Data management solutions, who follow the advantages of the platform economy on a no-code or low-code level, are the next big bet for investors and business leaders.
These solutions allow e-commerce businesses to reach new heights by enabling scale & speed with optimized operational efficiency. They connect products, customers, employees, suppliers, locations and more. Of course machine learning is part of such offerings.
These are the key factors for finding the right (master) data experience platform. All criteria are applicable for companies using it or people who are investing in it.
1. Cloud native SaaS business model (simple for customers as it includes any updates seamless and as low and transparent TCO – and a recurring revenue for growth if you are a shareholder)

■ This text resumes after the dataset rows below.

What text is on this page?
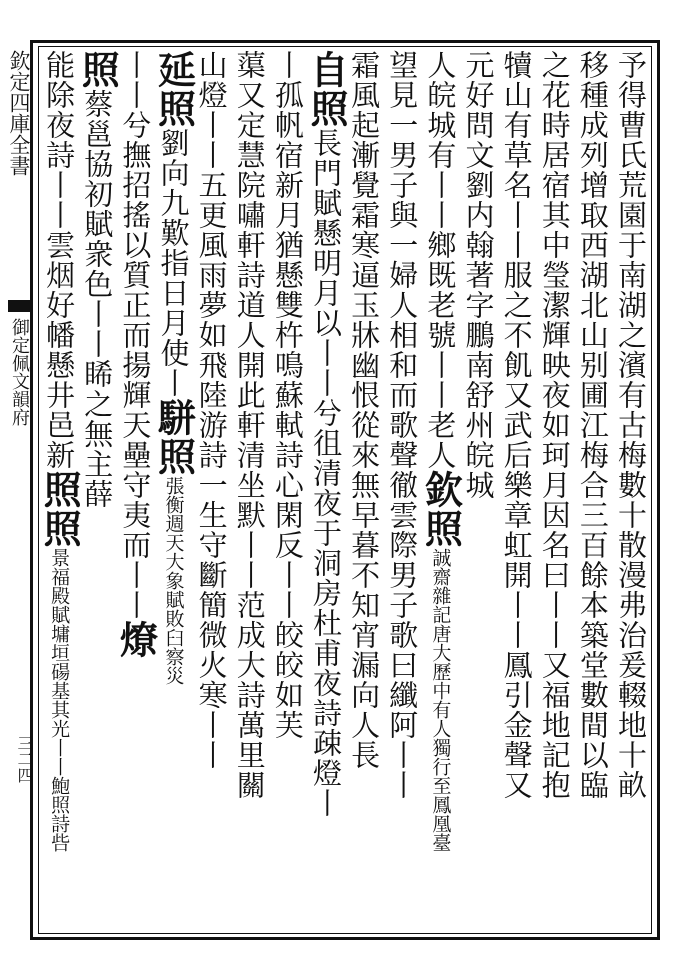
欽定四庫全書
御定佩文韻府
三二四	予得曹氏荒園于南湖之濱有古梅數十散漫弗治爰輟地十畝
移種成列增取西湖北山别圃江梅合三百餘本築堂數間以臨
之花時居宿其中瑩潔輝映夜如珂月因名曰丨丨又福地記抱
犢山有草名丨丨服之不飢又武后樂章虹開丨丨鳳引金聲又
元好問文劉内翰著字鵬南舒州皖城
人皖城有丨丨鄉既老號丨丨老人欽照誠齋雜記唐大歷中有人獨行至鳳凰臺
望見一男子與一婦人相和而歌聲徹雲際男子歌曰纖阿丨丨
霜風起漸覺霜寒逼玉牀幽恨從來無早暮不知宵漏向人長
自照長門賦懸明月以丨丨兮徂清夜于洞房杜甫夜詩疎燈丨
丨孤帆宿新月猶懸雙杵鳴蘇軾詩心閑反丨丨皎皎如芙
蕖又定慧院嘯軒詩道人開此軒清坐默丨丨范成大詩萬里關
山燈丨丨五更風雨夢如飛陸游詩一生守斷簡微火寒丨丨
延照劉向九歎指日月使丨駢照張衡週天大象賦敗臼察災
丨丨兮撫招搖以質正而揚輝天壘守夷而丨丨燎
照蔡邕協初賦衆色丨丨睎之無主薛
能除夜詩丨丨雲烟好幡懸井邑新照照景福殿賦墉垣碭基其光丨丨鮑照詩呰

2. The Technology core should be made for scale. Future ready platforms are build on big data tech, use new non-relational databases, use micro-services and are API driven.
3. App-Platform: The biggest advantage of the platform economy is, to be able to react to change. Being able to plan for the unknown future. On low-code or even no-code, you can extend like MDM platform like Apple or Shopify, by building smart add-ons. For examples full apps for a certain industry need or specific reporting dashboards or User Interface adoptions.
4. Connectivity & integration framework: business critical data about customers, products or more live in even more places and applications. The pace of change and the volumes have no boundaries. That makes it key to connect form and to any source, in any format and transform data in order to make them usable for smarter business decisions. Platform must have a strong an s flexible connector framework.
5. Machine Learning driven: A few years back every claimed now to offer some level of AI. Then the world understood it is machine learning which helps to make classification and match / merge of master data records like customer and product data more faster for quicker time to market. Further more it helps to reduce errors in data quality. For example to ensure complying with regulations like in food or Pharma or just having a shipping address correct.